Randy H. Katz - One of the best experts on this subject based on the ideXlab platform.

  • interactive analytical processing in big data systems a cross industry study of MapReduce workloads
    arXiv: Databases, 2012
    Co-Authors: Yanpei Chen, Sara Alspaugh, Randy H. Katz
    Abstract:

    Within the past few years, organizations in diverse industries have adopted MapReduce-based systems for large-scale data processing. Along with these new users, important new workloads have emerged which feature many small, short, and increasingly interactive jobs in addition to the large, long-running batch jobs for which MapReduce was originally designed. As interactive, large-scale query processing is a strength of the RDBMS community, it is important that lessons from that field be carried over and applied where possible in this new domain. However, these new workloads have not yet been described in the literature. We fill this gap with an empirical analysis of MapReduce traces from six separate business-critical deployments inside Facebook and at Cloudera customers in e-commerce, telecommunications, media, and retail. Our key contribution is a characterization of new MapReduce workloads which are driven in part by interactive analysis, and which make heavy use of query-like programming frameworks on top of MapReduce. These workloads display diverse behaviors which invalidate prior assumptions about MapReduce such as uniform data access, regular diurnal patterns, and prevalence of large jobs. A secondary contribution is a first step towards creating a TPC-like data processing benchmark for MapReduce.

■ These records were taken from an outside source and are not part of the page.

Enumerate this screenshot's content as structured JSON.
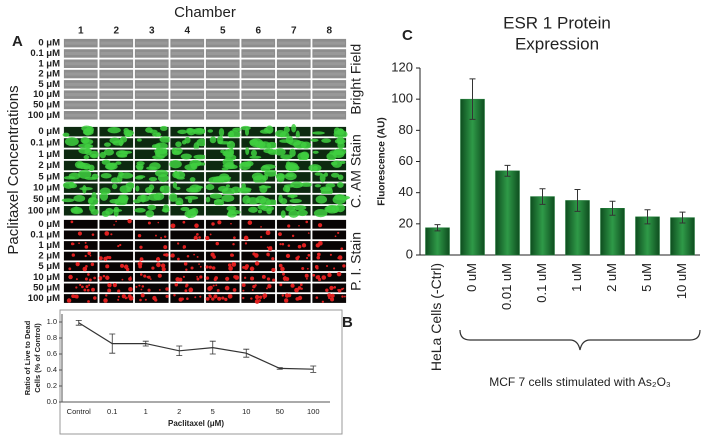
{
  "panel_a": {
    "label": "A",
    "title": "Chamber",
    "columns": [
      "1",
      "2",
      "3",
      "4",
      "5",
      "6",
      "7",
      "8"
    ],
    "rows": [
      "0 μM",
      "0.1 μM",
      "1 μM",
      "2 μM",
      "5 μM",
      "10 μM",
      "50 μM",
      "100 μM"
    ],
    "stains": [
      "Bright Field",
      "C. AM Stain",
      "P. I. Stain"
    ],
    "y_title": "Paclitaxel Concentrations"
  },
  "chart_data": [
    {
      "type": "line",
      "panel": "B",
      "ylabel": [
        "Ratio of Live to Dead",
        "Cells (% of Control)"
      ],
      "xlabel": "Paclitaxel (μM)",
      "categories": [
        "Control",
        "0.1",
        "1",
        "2",
        "5",
        "10",
        "50",
        "100"
      ],
      "values": [
        0.99,
        0.73,
        0.73,
        0.64,
        0.68,
        0.61,
        0.42,
        0.41
      ],
      "errors": [
        0.03,
        0.12,
        0.03,
        0.06,
        0.08,
        0.05,
        0.01,
        0.04
      ],
      "color": "#333333",
      "ylim": [
        0,
        1.1
      ],
      "yticks": [
        {
          "value": 0,
          "label": "0.0"
        },
        {
          "value": 0.2,
          "label": "0.2"
        },
        {
          "value": 0.4,
          "label": "0.4"
        },
        {
          "value": 0.6,
          "label": "0.6"
        },
        {
          "value": 0.8,
          "label": "0.8"
        },
        {
          "value": 1,
          "label": "1.0"
        }
      ]
    },
    {
      "type": "bar",
      "panel": "C",
      "title": [
        "ESR 1 Protein",
        "Expression"
      ],
      "ylabel": "Fluorescence (AU)",
      "categories": [
        "HeLa Cells (-Ctrl)",
        "0 uM",
        "0.01 uM",
        "0.1 uM",
        "1 uM",
        "2 uM",
        "5 uM",
        "10 uM"
      ],
      "values": [
        17.5,
        100,
        54,
        37.5,
        35,
        30,
        24.5,
        24
      ],
      "errors": [
        2,
        13,
        3.5,
        5,
        7,
        4.5,
        4.5,
        3.5
      ],
      "color": "#1d7a35",
      "ylim": [
        0,
        120
      ],
      "yticks": [
        0,
        20,
        40,
        60,
        80,
        100,
        120
      ],
      "annotation": "MCF 7 cells stimulated with As₂O₃"
    }
  ]
}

  • energy efficiency for large scale MapReduce workloads with significant interactive analysis
    European Conference on Computer Systems, 2012
    Co-Authors: Yanpei Chen, Sara Alspaugh, Dhruba Borthakur, Randy H. Katz
    Abstract:

    MapReduce workloads have evolved to include increasing amounts of time-sensitive, interactive data analysis; we refer to such workloads as MapReduce with Interactive Analysis (MIA). Such workloads run on large clusters, whose size and cost make energy efficiency a critical concern. Prior works on MapReduce energy efficiency have not yet considered this workload class. Increasing hardware utilization helps improve efficiency, but is challenging to achieve for MIA workloads. These concerns lead us to develop BEEMR (Berkeley Energy Efficient MapReduce), an energy efficient MapReduce workload manager motivated by empirical analysis of real-life MIA traces at Facebook. The key insight is that although MIA clusters host huge data volumes, the interactive jobs operate on a small fraction of the data, and thus can be served by a small pool of dedicated machines; the less time-sensitive jobs can run on the rest of the cluster in a batch fashion. BEEMR achieves 40-50% energy savings under tight design constraints, and represents a first step towards improving energy efficiency for an increasingly important class of datacenter workloads.

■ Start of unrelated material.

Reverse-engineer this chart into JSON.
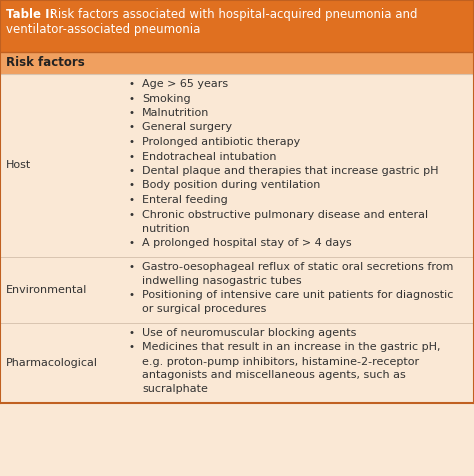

  • the case for evaluating MapReduce performance using workload suites
    Modeling Analysis and Simulation On Computer and Telecommunication Systems, 2011
    Co-Authors: Yanpei Chen, Archana Ganapathi, Rean Griffith, Randy H. Katz
    Abstract:

    MapReduce systems face enormous challenges due to increasing growth, diversity, and consolidation of the data and computation involved. Provisioning, configuring, and managing large-scale MapReduce clusters require realistic, workload-specific performance insights that existing MapReduce benchmarks are ill-equipped to supply. In this paper, we build the case for going beyond benchmarks for MapReduce performance evaluations. We analyze and compare two production MapReduce traces to develop a vocabulary for describing MapReduce workloads. We show that existing benchmarks fail to capture rich workload characteristics observed in traces, and propose a framework to synthesize and execute representative workloads. We demonstrate that performance evaluations using realistic workloads gives cluster operator new ways to identify workload-specific resource bottlenecks, and workload-specific choice of MapReduce task schedulers. We expect that once available, workload suites would allow cluster operators to accomplish previously challenging tasks beyond what we can now imagine, thus serving as a useful tool to help design and manage MapReduce systems.